No Kansas, principal produtor norte-americano, 11% da área encontrava-se em seca severa na terça-feira (14), percentual que mais que dobrou em relação aos 5% registrados sete dias antes, de acordo com o U.S. Drought Monitor. Em âmbito nacional, a projeção é de que o plantio de trigo atinja o menor patamar já registrado pelo Departamento de Agricultura dos EUA (USDA) desde 1919.
O contrato de julho do trigo duro vermelho de inverno, negociado em Kansas City, subiu 16,50 centavos e encerrou a sessão a US$ 6,55 por bushel, depois de tocar o maior valor desde março de 2025. Já o trigo soft de Chicago avançou 4,75 centavos, fechando a US$ 6,065 por bushel, máxima desde 3 de abril.
Para Andrey Sizov, da consultoria Sovecon, a combinação de fatores técnicos com as preocupações climáticas sustenta o movimento de valorização.
Imagem: Reuters via moneytimes.com.br
“A safra está regredindo”, resumiu Matt Wiegand, corretor da FuturesOne, sediada em Nebraska.

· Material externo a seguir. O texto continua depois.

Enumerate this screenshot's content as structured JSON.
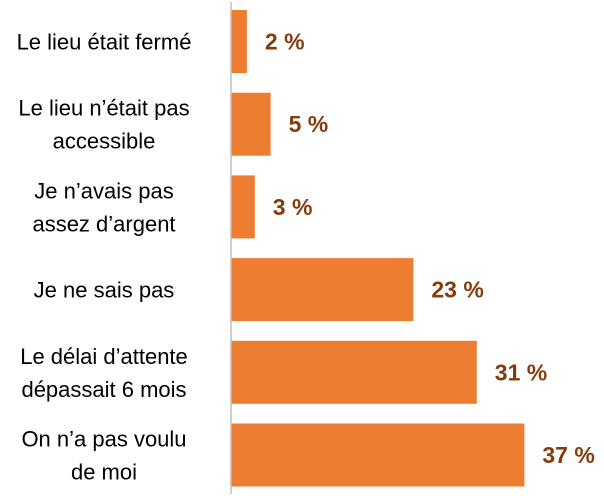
{
  "chart_data": {
    "type": "bar",
    "orientation": "horizontal",
    "categories": [
      [
        "Le lieu était fermé"
      ],
      [
        "Le lieu n’était pas",
        "accessible"
      ],
      [
        "Je n’avais pas",
        "assez d’argent"
      ],
      [
        "Je ne sais pas"
      ],
      [
        "Le délai d’attente",
        "dépassait 6 mois"
      ],
      [
        "On n’a pas voulu",
        "de moi"
      ]
    ],
    "values": [
      2,
      5,
      3,
      23,
      31,
      37
    ],
    "value_labels": [
      "2 %",
      "5 %",
      "3 %",
      "23 %",
      "31 %",
      "37 %"
    ],
    "unit": "%",
    "xlim": [
      0,
      40
    ],
    "grid": false,
    "colors": {
      "bar": "#ED7D31",
      "value_label": "#843C0C",
      "axis": "#BFBFBF",
      "category_label": "#000000"
    }
  }
}
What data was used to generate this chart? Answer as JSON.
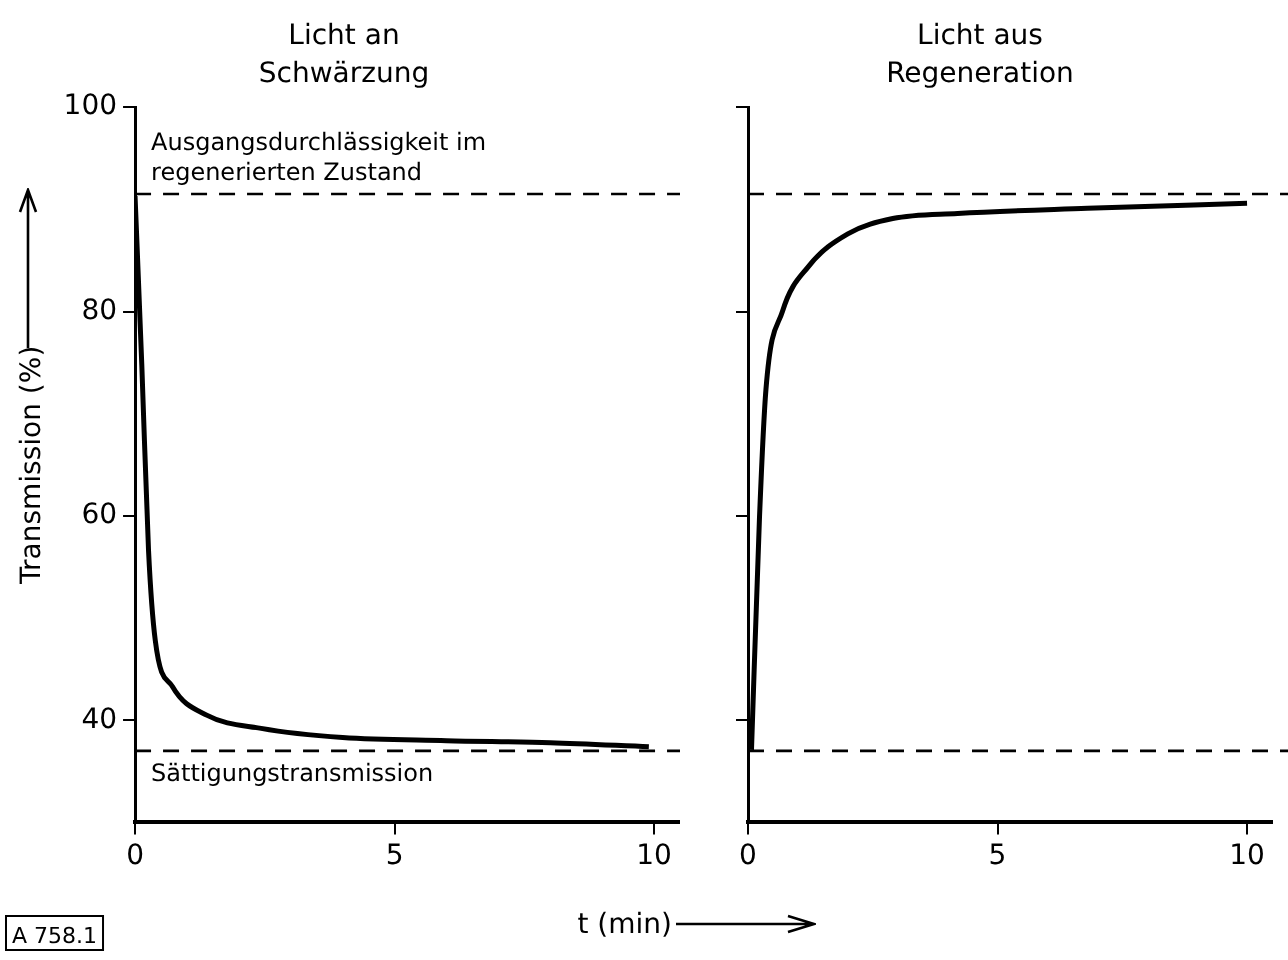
{
  "chart_data": [
    {
      "type": "line",
      "title": "Licht an",
      "subtitle": "Schwärzung",
      "xlabel": "t (min)",
      "ylabel": "Transmission (%)",
      "xlim": [
        0,
        10.5
      ],
      "xticks": [
        0,
        5,
        10
      ],
      "ylim": [
        30,
        100
      ],
      "yticks": [
        40,
        60,
        80,
        100
      ],
      "grid": false,
      "legend": false,
      "marker": "none",
      "line_style": "solid",
      "series": [
        {
          "color": "#000000",
          "x": [
            0,
            0.13,
            0.26,
            0.39,
            0.72,
            1.38,
            2.43,
            4,
            6,
            8,
            9.9
          ],
          "values": [
            91.3,
            74.8,
            56.6,
            47.8,
            43.3,
            40.5,
            39.2,
            38.3,
            38,
            37.8,
            37.4
          ]
        }
      ],
      "ref_lines": [
        {
          "axis": "y",
          "value": 91.5,
          "label": "Ausgangsdurchlässigkeit im regenerierten Zustand",
          "line_style": "dashed",
          "color": "#000000"
        },
        {
          "axis": "y",
          "value": 37,
          "label": "Sättigungstransmission",
          "line_style": "dashed",
          "color": "#000000"
        }
      ],
      "annotations": [
        "A 758.1"
      ]
    },
    {
      "type": "line",
      "title": "Licht aus",
      "subtitle": "Regeneration",
      "xlim": [
        0,
        10.5
      ],
      "xticks": [
        0,
        5,
        10
      ],
      "ylim": [
        30,
        100
      ],
      "yticks": [
        40,
        60,
        80,
        100
      ],
      "tick_labels": "x",
      "grid": false,
      "legend": false,
      "marker": "none",
      "line_style": "solid",
      "series": [
        {
          "color": "#000000",
          "x": [
            0.07,
            0.23,
            0.36,
            0.69,
            1.21,
            2,
            2.9,
            4.2,
            6.8,
            10
          ],
          "values": [
            37.1,
            59.8,
            72.4,
            80,
            84.4,
            87.6,
            89.1,
            89.6,
            90.1,
            90.6
          ]
        }
      ],
      "ref_lines": [
        {
          "axis": "y",
          "value": 91.5,
          "line_style": "dashed",
          "color": "#000000"
        },
        {
          "axis": "y",
          "value": 37,
          "line_style": "dashed",
          "color": "#000000"
        }
      ]
    }
  ]
}
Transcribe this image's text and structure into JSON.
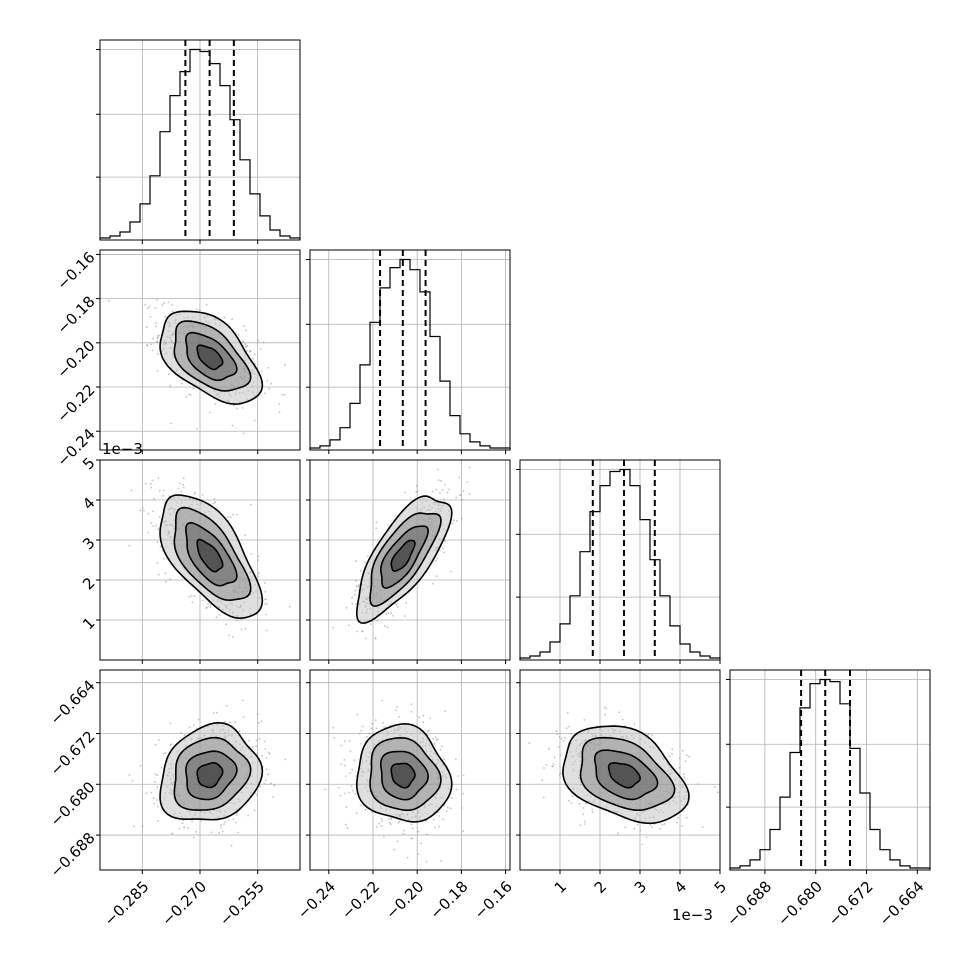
{
  "chart_data": {
    "type": "corner",
    "grid": true,
    "parameters": [
      {
        "index": 0,
        "range": [
          -0.296,
          -0.244
        ],
        "ticks": [
          -0.285,
          -0.27,
          -0.255
        ],
        "tick_labels": [
          "−0.285",
          "−0.270",
          "−0.255"
        ],
        "offset_label": "",
        "mean": -0.2675,
        "sigma": 0.0065,
        "quantiles": [
          -0.2738,
          -0.2675,
          -0.2612
        ],
        "hist_counts": [
          1,
          2,
          4,
          9,
          18,
          32,
          54,
          72,
          84,
          95,
          94,
          88,
          77,
          60,
          40,
          23,
          12,
          5,
          2,
          1
        ]
      },
      {
        "index": 1,
        "range": [
          -0.2485,
          -0.158
        ],
        "ticks": [
          -0.24,
          -0.22,
          -0.2,
          -0.18,
          -0.16
        ],
        "tick_labels": [
          "−0.24",
          "−0.22",
          "−0.20",
          "−0.18",
          "−0.16"
        ],
        "offset_label": "",
        "mean": -0.2065,
        "sigma": 0.0105,
        "quantiles": [
          -0.2168,
          -0.2065,
          -0.1962
        ],
        "hist_counts": [
          1,
          2,
          5,
          11,
          23,
          42,
          63,
          80,
          90,
          94,
          89,
          78,
          56,
          34,
          17,
          8,
          4,
          2,
          1,
          1
        ]
      },
      {
        "index": 2,
        "range": [
          0.0,
          0.005
        ],
        "ticks": [
          0.001,
          0.002,
          0.003,
          0.004,
          0.005
        ],
        "tick_labels": [
          "1",
          "2",
          "3",
          "4",
          "5"
        ],
        "offset_label": "1e−3",
        "mean": 0.0026,
        "sigma": 0.00077,
        "quantiles": [
          0.00182,
          0.0026,
          0.00337
        ],
        "hist_counts": [
          1,
          2,
          4,
          9,
          18,
          32,
          54,
          74,
          87,
          94,
          95,
          87,
          70,
          50,
          32,
          17,
          8,
          4,
          2,
          1
        ]
      },
      {
        "index": 3,
        "range": [
          -0.6935,
          -0.662
        ],
        "ticks": [
          -0.688,
          -0.68,
          -0.672,
          -0.664
        ],
        "tick_labels": [
          "−0.688",
          "−0.680",
          "−0.672",
          "−0.664"
        ],
        "offset_label": "",
        "mean": -0.6785,
        "sigma": 0.0038,
        "quantiles": [
          -0.6823,
          -0.6785,
          -0.6746
        ],
        "hist_counts": [
          1,
          2,
          5,
          10,
          20,
          36,
          58,
          80,
          92,
          94,
          93,
          82,
          60,
          38,
          20,
          10,
          5,
          2,
          1,
          1
        ]
      }
    ],
    "correlations": {
      "1,0": -0.5,
      "2,0": -0.62,
      "2,1": 0.72,
      "3,0": 0.15,
      "3,1": -0.1,
      "3,2": -0.35
    }
  }
}
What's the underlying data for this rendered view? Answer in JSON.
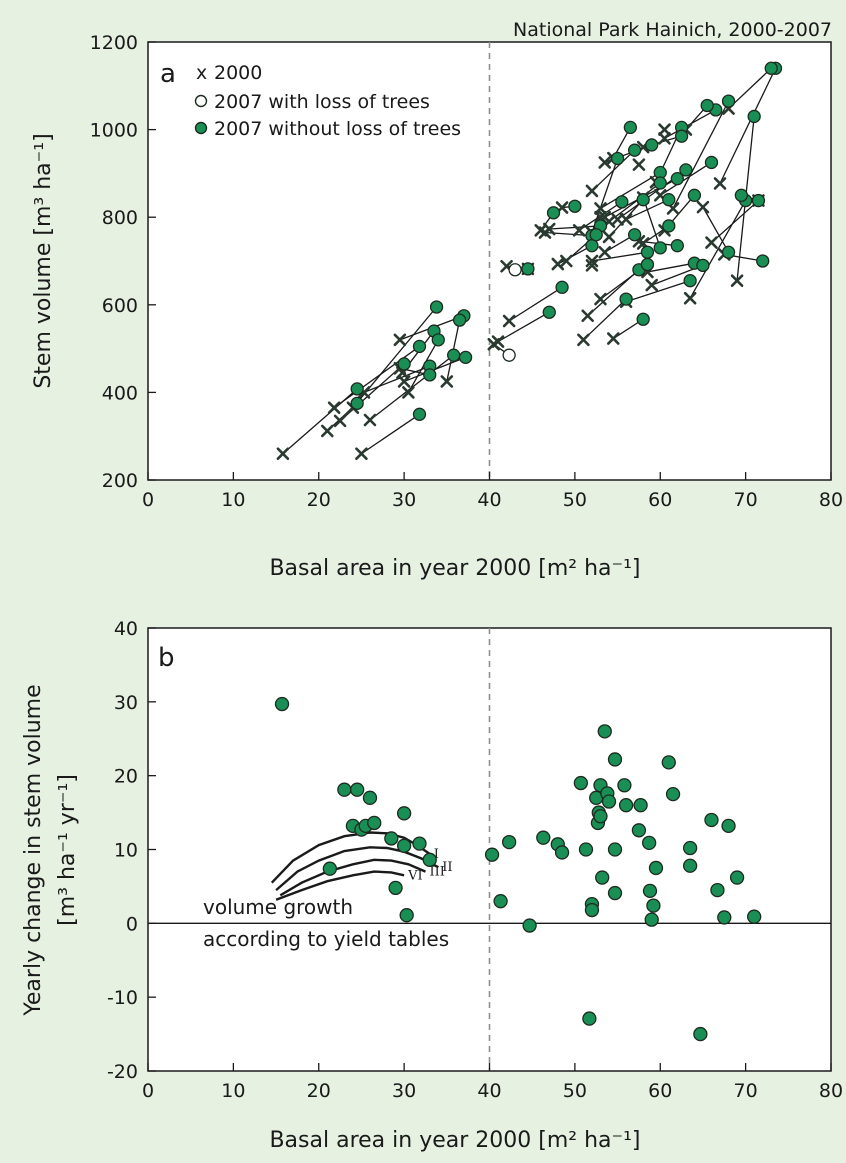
{
  "source_note": "National Park Hainich, 2000-2007",
  "colors": {
    "background": "#e6f1e2",
    "point_fill": "#1a8f55",
    "point_stroke": "#1c2b1f",
    "line": "#1a1a1a",
    "dashed": "#8f8f8f"
  },
  "chart_data": [
    {
      "type": "scatter",
      "panel_label": "a",
      "title": "National Park Hainich, 2000-2007",
      "xlabel": "Basal area in year 2000 [m² ha⁻¹]",
      "ylabel": "Stem volume [m³ ha⁻¹]",
      "xlim": [
        0,
        80
      ],
      "ylim": [
        200,
        1200
      ],
      "xticks": [
        0,
        10,
        20,
        30,
        40,
        50,
        60,
        70,
        80
      ],
      "yticks": [
        200,
        400,
        600,
        800,
        1000,
        1200
      ],
      "reference_x": 40,
      "legend_position": "top-left",
      "legend": [
        {
          "marker": "x",
          "label": "2000"
        },
        {
          "marker": "open-circle",
          "label": "2007 with loss of trees"
        },
        {
          "marker": "filled-circle",
          "label": "2007 without loss of trees"
        }
      ],
      "pairs": [
        [
          15.8,
          260,
          24.5,
          408
        ],
        [
          21.0,
          312,
          24.5,
          375
        ],
        [
          21.8,
          365,
          31.8,
          505
        ],
        [
          22.5,
          335,
          30.0,
          465
        ],
        [
          24.0,
          365,
          33.8,
          595
        ],
        [
          25.0,
          260,
          31.8,
          350
        ],
        [
          25.3,
          400,
          33.0,
          460
        ],
        [
          26.0,
          337,
          35.8,
          485
        ],
        [
          29.5,
          520,
          37.0,
          575
        ],
        [
          29.8,
          445,
          33.5,
          540
        ],
        [
          30.0,
          425,
          37.2,
          480
        ],
        [
          30.5,
          400,
          34.0,
          520
        ],
        [
          35.0,
          425,
          36.5,
          565
        ],
        [
          29.5,
          455,
          33.0,
          440
        ],
        [
          42.0,
          688,
          44.5,
          682
        ],
        [
          42.3,
          563,
          48.5,
          640
        ],
        [
          46.5,
          765,
          52.0,
          758
        ],
        [
          47.0,
          773,
          53.0,
          780
        ],
        [
          48.0,
          693,
          52.0,
          735
        ],
        [
          48.5,
          822,
          50.0,
          825
        ],
        [
          51.5,
          575,
          57.5,
          680
        ],
        [
          51.0,
          520,
          56.0,
          613
        ],
        [
          52.0,
          700,
          58.5,
          720
        ],
        [
          52.0,
          765,
          55.0,
          934
        ],
        [
          52.0,
          860,
          57.0,
          953
        ],
        [
          53.0,
          613,
          58.5,
          692
        ],
        [
          53.0,
          820,
          60.0,
          902
        ],
        [
          53.5,
          800,
          62.0,
          888
        ],
        [
          53.5,
          925,
          59.0,
          965
        ],
        [
          54.0,
          790,
          60.0,
          878
        ],
        [
          54.0,
          755,
          58.0,
          840
        ],
        [
          54.5,
          935,
          56.5,
          1005
        ],
        [
          54.5,
          523,
          58.0,
          567
        ],
        [
          55.0,
          795,
          63.0,
          908
        ],
        [
          56.0,
          607,
          63.5,
          655
        ],
        [
          57.5,
          745,
          62.0,
          735
        ],
        [
          58.0,
          740,
          61.0,
          780
        ],
        [
          58.5,
          675,
          64.0,
          695
        ],
        [
          59.0,
          645,
          65.0,
          690
        ],
        [
          59.5,
          880,
          62.5,
          1005
        ],
        [
          60.0,
          850,
          66.0,
          925
        ],
        [
          60.5,
          980,
          66.5,
          1045
        ],
        [
          61.5,
          820,
          68.0,
          1065
        ],
        [
          63.5,
          615,
          70.0,
          838
        ],
        [
          66.0,
          742,
          71.5,
          838
        ],
        [
          67.5,
          715,
          72.0,
          700
        ],
        [
          69.0,
          655,
          71.0,
          1030
        ],
        [
          65.0,
          823,
          68.0,
          720
        ],
        [
          67.0,
          877,
          73.5,
          1140
        ],
        [
          68.0,
          1048,
          73.0,
          1140
        ],
        [
          71.5,
          838,
          69.5,
          850
        ],
        [
          63.0,
          1000,
          65.5,
          1055
        ],
        [
          58.0,
          960,
          62.5,
          985
        ],
        [
          60.5,
          770,
          64.0,
          850
        ],
        [
          53.5,
          720,
          57.0,
          760
        ],
        [
          49.0,
          700,
          52.5,
          760
        ],
        [
          50.5,
          770,
          55.5,
          835
        ],
        [
          46.0,
          770,
          47.5,
          810
        ],
        [
          44.5,
          682,
          43.0,
          680
        ],
        [
          40.5,
          510,
          42.3,
          485
        ],
        [
          41.0,
          516,
          47.0,
          583
        ],
        [
          56.0,
          795,
          61.0,
          840
        ],
        [
          58.0,
          845,
          60.0,
          730
        ]
      ],
      "open_circles": [
        [
          43.0,
          680
        ],
        [
          42.3,
          485
        ],
        [
          54.0,
          720
        ]
      ],
      "x_markers_only": [
        [
          52.0,
          690
        ],
        [
          53.0,
          800
        ],
        [
          57.5,
          920
        ],
        [
          60.5,
          1000
        ]
      ]
    },
    {
      "type": "scatter",
      "panel_label": "b",
      "xlabel": "Basal area in year 2000 [m² ha⁻¹]",
      "ylabel_line1": "Yearly change in stem volume",
      "ylabel_line2": "[m³ ha⁻¹ yr⁻¹]",
      "xlim": [
        0,
        80
      ],
      "ylim": [
        -20,
        40
      ],
      "xticks": [
        0,
        10,
        20,
        30,
        40,
        50,
        60,
        70,
        80
      ],
      "yticks": [
        -20,
        -10,
        0,
        10,
        20,
        30,
        40
      ],
      "reference_x": 40,
      "zero_line": 0,
      "annotation_line1": "volume growth",
      "annotation_line2": "according to yield tables",
      "points": [
        [
          15.7,
          29.7
        ],
        [
          23.0,
          18.1
        ],
        [
          24.5,
          18.1
        ],
        [
          26.0,
          17.0
        ],
        [
          30.0,
          14.9
        ],
        [
          24.0,
          13.2
        ],
        [
          25.0,
          12.7
        ],
        [
          25.5,
          13.2
        ],
        [
          26.5,
          13.6
        ],
        [
          28.5,
          11.5
        ],
        [
          30.0,
          10.5
        ],
        [
          31.8,
          10.8
        ],
        [
          33.0,
          8.6
        ],
        [
          21.3,
          7.4
        ],
        [
          29.0,
          4.8
        ],
        [
          30.3,
          1.1
        ],
        [
          40.3,
          9.3
        ],
        [
          41.3,
          3.0
        ],
        [
          42.3,
          11.0
        ],
        [
          44.7,
          -0.3
        ],
        [
          46.3,
          11.6
        ],
        [
          48.0,
          10.7
        ],
        [
          48.5,
          9.6
        ],
        [
          50.7,
          19.0
        ],
        [
          51.3,
          10.0
        ],
        [
          51.7,
          -12.9
        ],
        [
          52.0,
          2.6
        ],
        [
          52.0,
          1.8
        ],
        [
          52.5,
          17.0
        ],
        [
          52.7,
          13.6
        ],
        [
          52.8,
          15.0
        ],
        [
          53.0,
          18.7
        ],
        [
          53.0,
          14.5
        ],
        [
          53.2,
          6.2
        ],
        [
          53.5,
          26.0
        ],
        [
          53.8,
          17.6
        ],
        [
          54.0,
          16.5
        ],
        [
          54.7,
          22.2
        ],
        [
          54.7,
          10.0
        ],
        [
          54.7,
          4.1
        ],
        [
          55.8,
          18.7
        ],
        [
          56.0,
          16.0
        ],
        [
          57.5,
          12.6
        ],
        [
          57.7,
          16.0
        ],
        [
          58.7,
          10.9
        ],
        [
          58.8,
          4.4
        ],
        [
          59.0,
          0.5
        ],
        [
          59.2,
          2.4
        ],
        [
          59.5,
          7.5
        ],
        [
          61.0,
          21.8
        ],
        [
          61.5,
          17.5
        ],
        [
          63.5,
          10.2
        ],
        [
          63.5,
          7.8
        ],
        [
          64.7,
          -15.0
        ],
        [
          66.0,
          14.0
        ],
        [
          66.7,
          4.5
        ],
        [
          67.5,
          0.8
        ],
        [
          68.0,
          13.2
        ],
        [
          69.0,
          6.2
        ],
        [
          71.0,
          0.9
        ]
      ],
      "yield_curves": [
        {
          "name": "I",
          "points": [
            [
              14.5,
              5.5
            ],
            [
              17,
              8.5
            ],
            [
              20,
              10.6
            ],
            [
              23,
              11.8
            ],
            [
              26,
              12.3
            ],
            [
              28,
              12.2
            ],
            [
              30,
              11.6
            ],
            [
              31.5,
              10.6
            ],
            [
              33,
              9.4
            ]
          ]
        },
        {
          "name": "II",
          "points": [
            [
              15,
              4.5
            ],
            [
              17.5,
              7.0
            ],
            [
              20,
              8.5
            ],
            [
              23,
              9.8
            ],
            [
              26,
              10.3
            ],
            [
              28,
              10.2
            ],
            [
              30,
              9.7
            ],
            [
              32,
              8.8
            ],
            [
              34,
              7.6
            ]
          ]
        },
        {
          "name": "III",
          "points": [
            [
              15.5,
              3.8
            ],
            [
              18,
              5.5
            ],
            [
              21,
              7.0
            ],
            [
              24,
              8.0
            ],
            [
              26.5,
              8.6
            ],
            [
              28.5,
              8.5
            ],
            [
              30.5,
              8.0
            ],
            [
              32.5,
              7.0
            ]
          ]
        },
        {
          "name": "VI",
          "points": [
            [
              15,
              3.2
            ],
            [
              18,
              4.5
            ],
            [
              21,
              5.7
            ],
            [
              24,
              6.5
            ],
            [
              26.5,
              7.0
            ],
            [
              28.5,
              6.9
            ],
            [
              30,
              6.5
            ]
          ]
        }
      ]
    }
  ]
}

Em Chicago, o milho recuou 2,75 centavos, para US$ 4,485 por bushel, enquanto a soja perdeu 3,25 centavos, encerrando a US$ 11,6375 por bushel, devolvendo parte dos ganhos observados na quarta-feira.
As preocupações com a produção norte-americana de trigo ofuscaram, no pregão, a pressão baixista proveniente da ampla oferta global e das condições de cultivo favoráveis em outras áreas do Hemisfério Norte.